La pierre du remords : il est comment le dernier Arnaldur Indridason ?
« Il avait vécu des journées difficiles. Il avait continué à habiter seul dans le sous-sol du quartier des Ombres où il avait passé son enfance, restant de longs moments assis, la joue appuyée sur la main, le regard fixé sur le vide étrange que la mort de son père avait laissé. Il passait des jours entiers sans franchir la porte de l’appartement et sans parler à personne. L’émotion le submergeait sans crier gare, brusquement il fondait en larmes seul, dans le noir, tour à tour anesthésié, terrifié, furieux, affligé. Sa mère l’avait encouragé à venir la rejoindre dans les fjords de l’Est où elle vivait avec son second mari et Beta, sa sœur, mais il n’imaginait pas quitter Reykjavik, son quartier et son appartement. Il n’imaginait pas vivre en province. Sa place était à Reykjavik. Il ne pouvait pas habiter ailleurs. C’était un enfant de la ville et il le revendiquait. »
Konrad regrette de ne pas avoir aidé Valborg dans ses recherches. Il n’a pas pris au sérieux la demande de la vieille dame, retrouver l’enfant qu’elle a abandonné à sa naissance, il y a près de cinquante ans. Un enfant de la honte, le fruit d’un viol, un enfant dont elle ne connait même pas le sexe.
Au début des années soixante-dix, l’époque n’était pas tendre avec les grossesses non-désirées.

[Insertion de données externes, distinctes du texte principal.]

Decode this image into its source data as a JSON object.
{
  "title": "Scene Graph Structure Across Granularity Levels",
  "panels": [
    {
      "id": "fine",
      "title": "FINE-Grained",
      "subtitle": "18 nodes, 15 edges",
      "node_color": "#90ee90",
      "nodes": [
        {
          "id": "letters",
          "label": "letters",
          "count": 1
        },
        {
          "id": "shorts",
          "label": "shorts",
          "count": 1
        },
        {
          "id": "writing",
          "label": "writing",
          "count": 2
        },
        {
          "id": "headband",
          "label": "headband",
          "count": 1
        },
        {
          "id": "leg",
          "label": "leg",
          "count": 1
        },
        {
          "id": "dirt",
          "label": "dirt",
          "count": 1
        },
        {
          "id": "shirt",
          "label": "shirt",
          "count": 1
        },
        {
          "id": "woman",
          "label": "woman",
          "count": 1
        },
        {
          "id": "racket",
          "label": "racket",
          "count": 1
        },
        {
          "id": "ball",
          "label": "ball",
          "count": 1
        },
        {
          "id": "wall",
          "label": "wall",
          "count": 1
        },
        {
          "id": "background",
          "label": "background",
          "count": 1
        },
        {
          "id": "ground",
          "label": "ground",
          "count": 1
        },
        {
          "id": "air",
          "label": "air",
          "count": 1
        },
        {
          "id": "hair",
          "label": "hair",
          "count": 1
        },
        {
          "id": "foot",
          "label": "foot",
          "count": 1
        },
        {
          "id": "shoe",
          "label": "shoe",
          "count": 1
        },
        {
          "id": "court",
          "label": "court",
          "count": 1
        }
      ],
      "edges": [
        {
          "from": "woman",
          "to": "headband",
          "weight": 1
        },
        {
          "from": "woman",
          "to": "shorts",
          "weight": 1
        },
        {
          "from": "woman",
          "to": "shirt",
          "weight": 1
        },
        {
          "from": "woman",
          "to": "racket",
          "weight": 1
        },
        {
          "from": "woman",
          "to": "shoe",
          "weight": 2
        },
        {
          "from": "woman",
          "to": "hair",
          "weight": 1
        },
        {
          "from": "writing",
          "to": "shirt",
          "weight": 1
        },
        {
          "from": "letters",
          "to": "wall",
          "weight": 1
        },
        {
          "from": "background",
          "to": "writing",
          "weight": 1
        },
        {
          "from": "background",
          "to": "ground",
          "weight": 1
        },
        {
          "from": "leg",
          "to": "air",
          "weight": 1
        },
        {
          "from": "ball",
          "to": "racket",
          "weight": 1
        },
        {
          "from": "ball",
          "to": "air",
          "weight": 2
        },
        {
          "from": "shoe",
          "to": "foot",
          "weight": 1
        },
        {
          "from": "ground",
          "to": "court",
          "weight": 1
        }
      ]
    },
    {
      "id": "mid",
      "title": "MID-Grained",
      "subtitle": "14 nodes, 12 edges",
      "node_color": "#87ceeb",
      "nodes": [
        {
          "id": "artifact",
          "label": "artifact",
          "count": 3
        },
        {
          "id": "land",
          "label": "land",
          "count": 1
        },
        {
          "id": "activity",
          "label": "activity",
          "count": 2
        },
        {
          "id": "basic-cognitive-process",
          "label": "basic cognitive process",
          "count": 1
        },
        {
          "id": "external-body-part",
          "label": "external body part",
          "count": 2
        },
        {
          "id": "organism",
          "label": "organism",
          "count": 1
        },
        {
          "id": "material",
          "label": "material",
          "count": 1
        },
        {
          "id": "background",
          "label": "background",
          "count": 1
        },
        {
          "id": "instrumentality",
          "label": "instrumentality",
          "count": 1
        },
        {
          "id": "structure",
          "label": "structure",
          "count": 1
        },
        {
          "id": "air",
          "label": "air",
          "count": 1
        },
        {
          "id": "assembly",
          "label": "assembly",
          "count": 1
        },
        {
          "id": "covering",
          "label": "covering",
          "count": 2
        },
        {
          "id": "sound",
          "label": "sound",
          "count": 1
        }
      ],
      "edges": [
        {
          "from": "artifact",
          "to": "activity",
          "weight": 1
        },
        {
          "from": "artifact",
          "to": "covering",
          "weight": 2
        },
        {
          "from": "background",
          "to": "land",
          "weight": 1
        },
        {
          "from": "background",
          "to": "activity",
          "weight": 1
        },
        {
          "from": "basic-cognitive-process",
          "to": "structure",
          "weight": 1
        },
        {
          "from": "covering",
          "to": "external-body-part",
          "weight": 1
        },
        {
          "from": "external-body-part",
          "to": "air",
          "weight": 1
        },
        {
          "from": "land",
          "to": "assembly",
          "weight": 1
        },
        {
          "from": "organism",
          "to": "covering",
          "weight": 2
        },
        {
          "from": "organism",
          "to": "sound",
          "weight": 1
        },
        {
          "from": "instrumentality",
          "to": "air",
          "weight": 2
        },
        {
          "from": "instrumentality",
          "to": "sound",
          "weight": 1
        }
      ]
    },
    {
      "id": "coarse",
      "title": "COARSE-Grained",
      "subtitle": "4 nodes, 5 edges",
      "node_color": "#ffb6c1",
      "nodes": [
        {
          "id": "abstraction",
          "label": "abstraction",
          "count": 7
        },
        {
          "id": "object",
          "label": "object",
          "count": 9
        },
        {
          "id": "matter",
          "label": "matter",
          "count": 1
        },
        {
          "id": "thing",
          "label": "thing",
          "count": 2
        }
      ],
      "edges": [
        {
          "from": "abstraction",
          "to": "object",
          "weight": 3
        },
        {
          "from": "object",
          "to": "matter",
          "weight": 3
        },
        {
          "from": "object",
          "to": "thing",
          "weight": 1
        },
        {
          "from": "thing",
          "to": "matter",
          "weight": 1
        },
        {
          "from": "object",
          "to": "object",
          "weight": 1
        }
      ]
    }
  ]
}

Mais à soixante-neuf ans, l’heure de la retraite a sonnée, Valborg veut solder son passé et oublier sa souffrance tue, elle veut retrouver son enfant et son violeur. Konrad va regretter longtemps de ne pas l’avoir écoutée, car un triste soir Valborg est assassinée dans son appartement.
Konrad, le flic à la retraite au lourd passé, je laisse aux nouveaux lecteurs le soin de découvrir sa filiation, mène l’enquête. Une triste enquête sur le triste destin d’une femme brisée.
Il faut se laisser bercer par la prose mélancolique d’Arnaldur Indridason.
Il y a du Simenon chez lui dans sa description des petites gens. Comme toujours ses romans sont des instantanés de la vie islandaise, mais jamais il n’hésite à questionner le passé de ses héros.
Violences, silences, interdits, hontes et regrets, « La pierre du remords » est un polar tragiquement féministe.